Looking back at the series you have created to date, which work feels closest to your personal philosophy, and what would you like the audience to take away from encountering your art?

 

Among my works, 404 Stair Not Found feels closest to my personal philosophy. It began as an exploration of spatial systems but became a reflection on how absence itself can be constructed. The staircase, usually a tool for movement, was reimagined as a space that leads nowhere, questioning the logic of progress and completion that define both architecture and digital culture. In this work, architecture and art meet: one is where I came from, and the other is where I question the meaning of that foundation. Through this intersection, I discovered that the discipline of structure could also open a path toward uncertainty, vulnerability, and imagination.


What I hope viewers experience is a moment of recognition, when the work quietly resonates with something within their own lives.
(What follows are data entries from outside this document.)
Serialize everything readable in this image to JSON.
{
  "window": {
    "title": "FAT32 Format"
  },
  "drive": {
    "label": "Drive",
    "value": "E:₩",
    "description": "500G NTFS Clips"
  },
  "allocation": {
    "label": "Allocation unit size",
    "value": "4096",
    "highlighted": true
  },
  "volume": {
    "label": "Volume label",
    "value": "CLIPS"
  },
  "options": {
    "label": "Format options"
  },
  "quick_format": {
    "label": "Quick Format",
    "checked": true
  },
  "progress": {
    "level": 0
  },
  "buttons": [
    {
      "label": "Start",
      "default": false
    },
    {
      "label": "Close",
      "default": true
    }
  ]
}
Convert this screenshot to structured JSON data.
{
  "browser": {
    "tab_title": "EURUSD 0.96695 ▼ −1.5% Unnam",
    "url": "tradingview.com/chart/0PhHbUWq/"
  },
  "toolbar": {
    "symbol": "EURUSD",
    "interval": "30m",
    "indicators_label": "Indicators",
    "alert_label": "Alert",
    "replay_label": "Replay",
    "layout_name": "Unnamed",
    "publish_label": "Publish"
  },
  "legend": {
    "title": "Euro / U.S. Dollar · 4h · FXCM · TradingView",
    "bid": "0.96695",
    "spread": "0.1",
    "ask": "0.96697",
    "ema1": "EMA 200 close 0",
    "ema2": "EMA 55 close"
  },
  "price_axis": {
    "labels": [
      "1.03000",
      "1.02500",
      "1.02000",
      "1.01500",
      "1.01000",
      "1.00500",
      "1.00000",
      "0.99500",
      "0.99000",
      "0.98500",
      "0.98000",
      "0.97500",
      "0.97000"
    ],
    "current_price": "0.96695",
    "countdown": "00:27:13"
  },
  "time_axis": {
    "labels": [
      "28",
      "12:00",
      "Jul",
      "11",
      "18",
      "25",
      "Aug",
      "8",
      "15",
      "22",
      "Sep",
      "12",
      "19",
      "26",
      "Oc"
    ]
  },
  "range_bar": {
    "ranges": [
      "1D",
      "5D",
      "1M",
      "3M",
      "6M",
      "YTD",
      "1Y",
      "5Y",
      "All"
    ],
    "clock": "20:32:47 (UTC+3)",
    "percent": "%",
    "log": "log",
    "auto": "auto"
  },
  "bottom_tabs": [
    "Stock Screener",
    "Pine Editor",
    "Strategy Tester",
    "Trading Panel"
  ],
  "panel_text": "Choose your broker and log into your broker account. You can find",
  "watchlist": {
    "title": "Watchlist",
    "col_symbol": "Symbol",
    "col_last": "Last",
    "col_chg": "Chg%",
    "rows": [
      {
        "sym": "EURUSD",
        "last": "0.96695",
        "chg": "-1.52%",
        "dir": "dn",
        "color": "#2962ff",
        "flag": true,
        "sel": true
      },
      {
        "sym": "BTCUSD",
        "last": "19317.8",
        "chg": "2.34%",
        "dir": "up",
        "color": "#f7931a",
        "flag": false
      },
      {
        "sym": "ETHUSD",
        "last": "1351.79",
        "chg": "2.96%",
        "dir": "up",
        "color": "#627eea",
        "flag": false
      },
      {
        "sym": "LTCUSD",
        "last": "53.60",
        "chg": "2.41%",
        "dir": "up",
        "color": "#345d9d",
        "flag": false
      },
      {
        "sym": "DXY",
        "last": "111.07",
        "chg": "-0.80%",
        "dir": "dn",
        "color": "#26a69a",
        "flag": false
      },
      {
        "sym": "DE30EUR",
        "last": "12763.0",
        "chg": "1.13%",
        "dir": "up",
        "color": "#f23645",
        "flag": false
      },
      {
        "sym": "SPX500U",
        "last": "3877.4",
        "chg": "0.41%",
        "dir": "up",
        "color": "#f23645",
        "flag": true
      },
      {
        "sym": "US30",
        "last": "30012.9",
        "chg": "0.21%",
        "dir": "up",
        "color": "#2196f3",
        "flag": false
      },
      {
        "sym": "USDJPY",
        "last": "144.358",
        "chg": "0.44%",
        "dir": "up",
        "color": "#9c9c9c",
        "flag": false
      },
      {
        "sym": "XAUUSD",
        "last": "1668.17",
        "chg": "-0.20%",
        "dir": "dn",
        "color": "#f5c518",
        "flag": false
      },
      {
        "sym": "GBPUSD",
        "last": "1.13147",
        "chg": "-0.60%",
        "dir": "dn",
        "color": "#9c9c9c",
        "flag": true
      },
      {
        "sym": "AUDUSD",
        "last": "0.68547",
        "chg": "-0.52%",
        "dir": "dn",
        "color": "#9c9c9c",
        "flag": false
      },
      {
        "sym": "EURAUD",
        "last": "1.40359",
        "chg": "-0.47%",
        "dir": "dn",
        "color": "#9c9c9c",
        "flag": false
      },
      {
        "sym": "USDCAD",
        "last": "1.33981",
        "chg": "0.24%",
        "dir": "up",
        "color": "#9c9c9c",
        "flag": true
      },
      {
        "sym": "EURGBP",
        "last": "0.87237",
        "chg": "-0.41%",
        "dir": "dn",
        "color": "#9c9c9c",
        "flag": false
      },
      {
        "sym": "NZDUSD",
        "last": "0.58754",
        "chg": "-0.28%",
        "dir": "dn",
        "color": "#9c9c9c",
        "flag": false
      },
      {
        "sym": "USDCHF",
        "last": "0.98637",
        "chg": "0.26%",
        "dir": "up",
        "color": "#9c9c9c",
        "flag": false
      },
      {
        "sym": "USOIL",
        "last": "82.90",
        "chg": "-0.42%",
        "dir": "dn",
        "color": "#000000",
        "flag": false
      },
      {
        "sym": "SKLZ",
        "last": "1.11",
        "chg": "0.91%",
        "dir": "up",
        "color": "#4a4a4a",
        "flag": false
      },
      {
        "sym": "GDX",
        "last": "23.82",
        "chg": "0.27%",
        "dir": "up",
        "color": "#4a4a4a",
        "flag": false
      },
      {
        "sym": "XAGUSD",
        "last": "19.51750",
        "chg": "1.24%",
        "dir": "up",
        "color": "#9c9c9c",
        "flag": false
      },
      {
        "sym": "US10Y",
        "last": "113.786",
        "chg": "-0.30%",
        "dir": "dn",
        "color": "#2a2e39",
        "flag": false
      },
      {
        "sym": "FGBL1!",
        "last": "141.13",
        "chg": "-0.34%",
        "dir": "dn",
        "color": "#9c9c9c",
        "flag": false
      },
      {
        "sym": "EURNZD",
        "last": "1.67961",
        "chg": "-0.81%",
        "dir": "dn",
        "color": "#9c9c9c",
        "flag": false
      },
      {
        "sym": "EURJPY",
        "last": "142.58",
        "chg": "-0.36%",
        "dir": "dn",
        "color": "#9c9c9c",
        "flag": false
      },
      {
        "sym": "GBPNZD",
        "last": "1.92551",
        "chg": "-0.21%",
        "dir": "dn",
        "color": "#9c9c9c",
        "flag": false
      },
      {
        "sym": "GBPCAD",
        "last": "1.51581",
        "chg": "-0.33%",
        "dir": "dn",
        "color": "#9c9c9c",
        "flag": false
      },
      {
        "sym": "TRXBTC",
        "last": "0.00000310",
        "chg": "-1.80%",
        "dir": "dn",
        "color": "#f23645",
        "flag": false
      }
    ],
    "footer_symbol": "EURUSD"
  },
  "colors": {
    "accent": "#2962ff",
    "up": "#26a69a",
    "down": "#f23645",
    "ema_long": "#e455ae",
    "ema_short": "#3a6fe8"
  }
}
Some may connect to it as a personal metaphor, while others might see it as a reflection on structural theory. My intention is not to impose a direct interpretation, but to create a space for reflection, where structure and emotion can coexist. I want the audience to feel that each form carries both precision and fragility, and that understanding art can arise through empathy as much as analysis.


Square Exit, Haochen He

 Square Exit


Haochen He’s artistic work reveals how fluid the boundary between the technical and the emotional can be. Each of his compositions grows from a deep attention to detail and a willingness to question what is familiar. Through this process, architecture becomes a mirror of thought, and art a means of understanding the spaces that shape us. His works are not records of reality but traces of exploration, a way to understand how material, form, and idea can coexist on the same plane. This pursuit makes his art open, reflective, and profoundly contemporary.